Joe Malone, Part Thirty-Six

The screen was replaying the police chief, McCarey’s, earlier conference. But now my face was clearly visible in an inset on the screen. With Joe Malone underneath as a caption.

I had been named.

I had been outed.

And was the subject of a global manhunt.

Ch 36 – The Megastop.

I got up from the bench, keeping my head down, and moved up so I could hear what the screen news was saying. But before I got within earshot the bulletin ended.
Moving onto a story about the amazing success London had had in removing rough sleepers from the streets. And the amazing rise in the number of Veggs, the popular Vegan bakery, on the High Streets.

Without making the obvious connection.

By the time I passed under the screen, ITV was on an ad-break.
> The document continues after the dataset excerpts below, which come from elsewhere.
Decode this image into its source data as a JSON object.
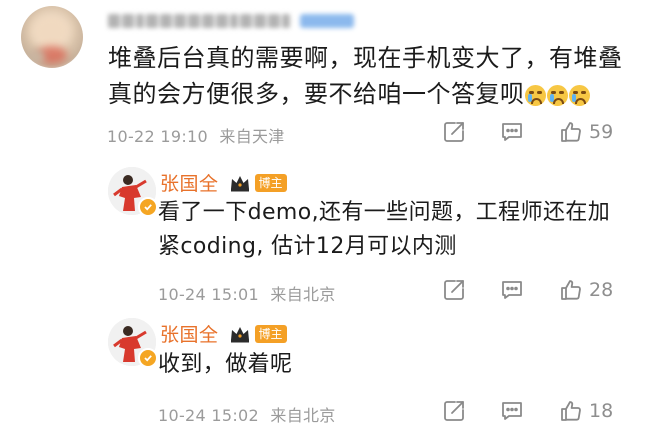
{
  "main_comment": {
    "text": "堆叠后台真的需要啊，现在手机变大了，有堆叠真的会方便很多，要不给咱一个答复呗",
    "emoji_count": 3,
    "time": "10-22 19:10",
    "location": "来自天津",
    "likes": "59"
  },
  "replies": [
    {
      "name": "张国全",
      "badge": "博主",
      "text": "看了一下demo,还有一些问题，工程师还在加紧coding, 估计12月可以内测",
      "time": "10-24 15:01",
      "location": "来自北京",
      "likes": "28"
    },
    {
      "name": "张国全",
      "badge": "博主",
      "text": "收到，做着呢",
      "time": "10-24 15:02",
      "location": "来自北京",
      "likes": "18"
    }
  ],
  "icons": {
    "share": "share-icon",
    "comment": "comment-icon",
    "like": "thumbs-up-icon",
    "crown": "crown-icon",
    "verified": "verified-badge-icon"
  },
  "colors": {
    "name": "#e8722b",
    "badge": "#f4a026",
    "meta": "#9b9b9b"
  }
}
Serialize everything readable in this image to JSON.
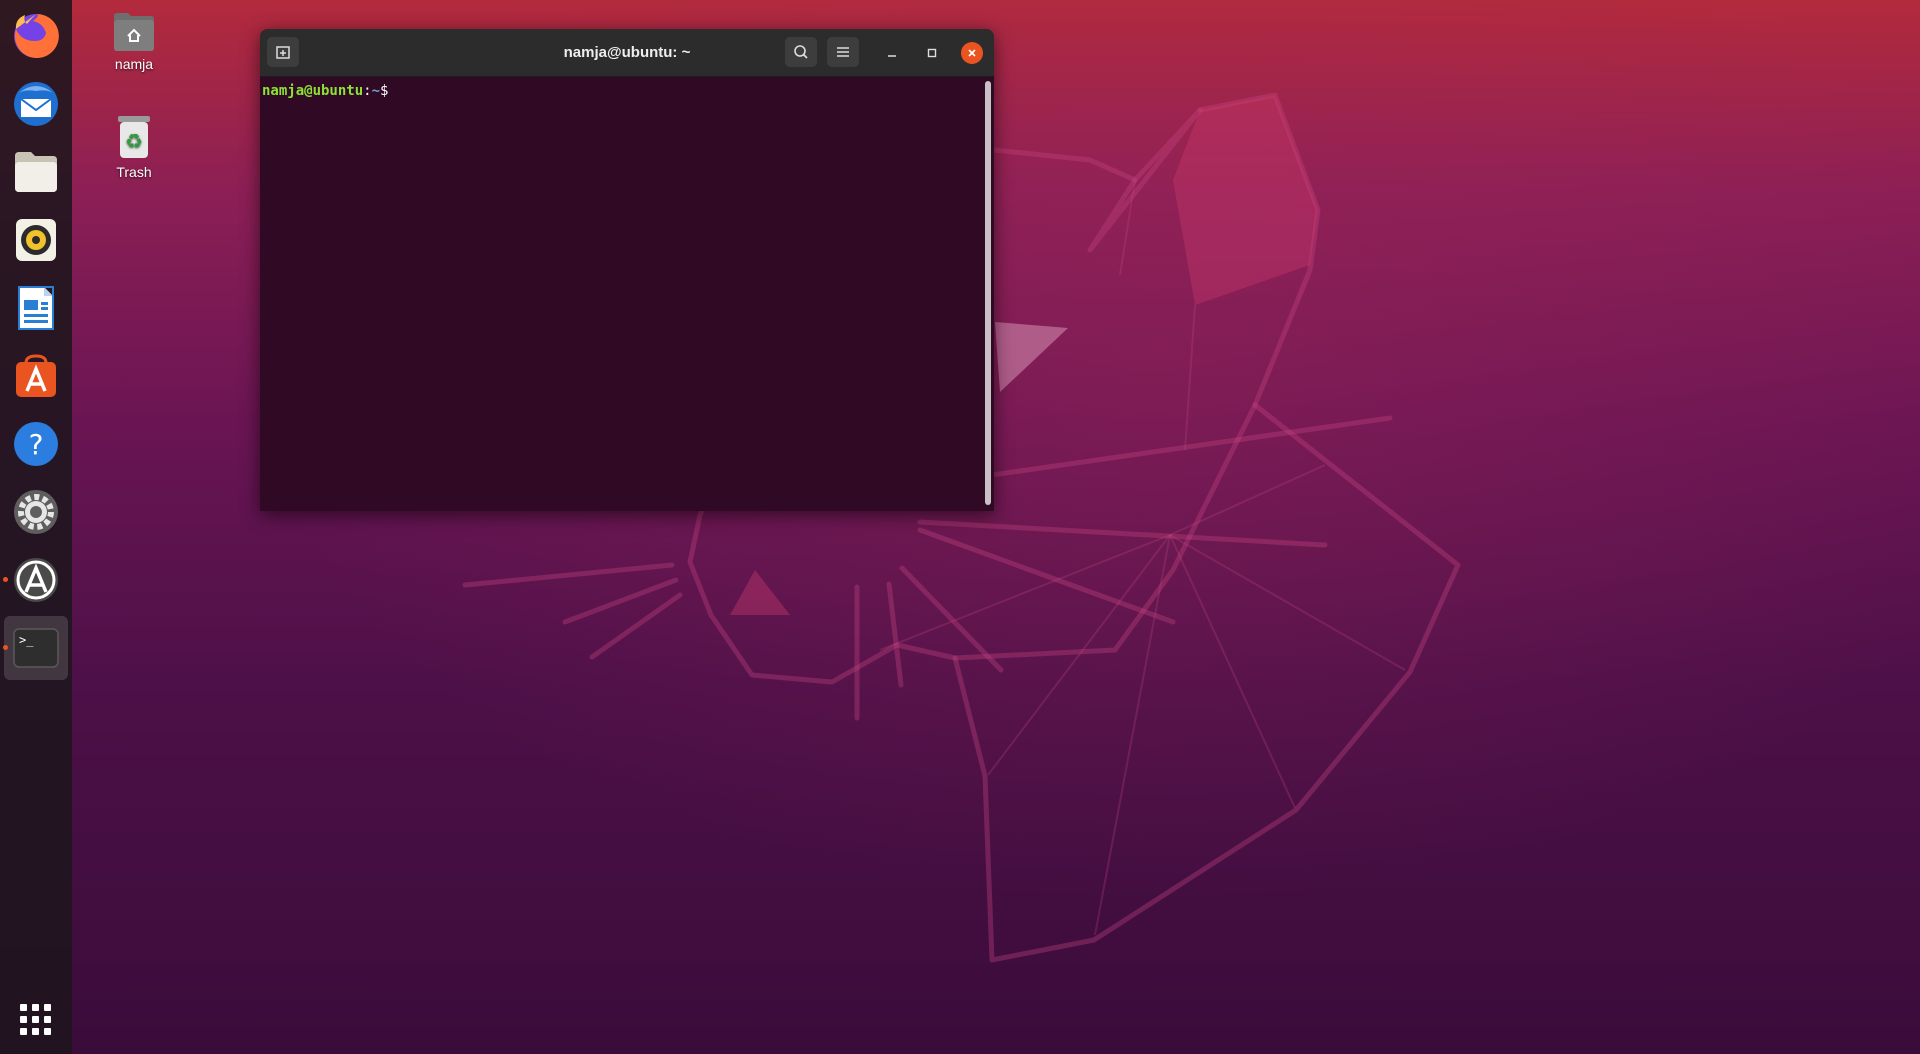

Ray Winstone was offering 3-1 that ‘The suspected, white, male, killer, Joe Malone, would be arrested within 24 hours. Bundle up with an accumulator that today’s London stabbing number would be less than ten.”

I thought 3-1 was a decent bet they would get me. With all the resources they would be throwing at this Bixby death. But it was a sunny day. Still warm. Would be a day for having evening drinks in the city. More drunks about than usual, maybe? So the ‘less than 10’ number looked a bit low to me. So I wasn’t tempted by the wager.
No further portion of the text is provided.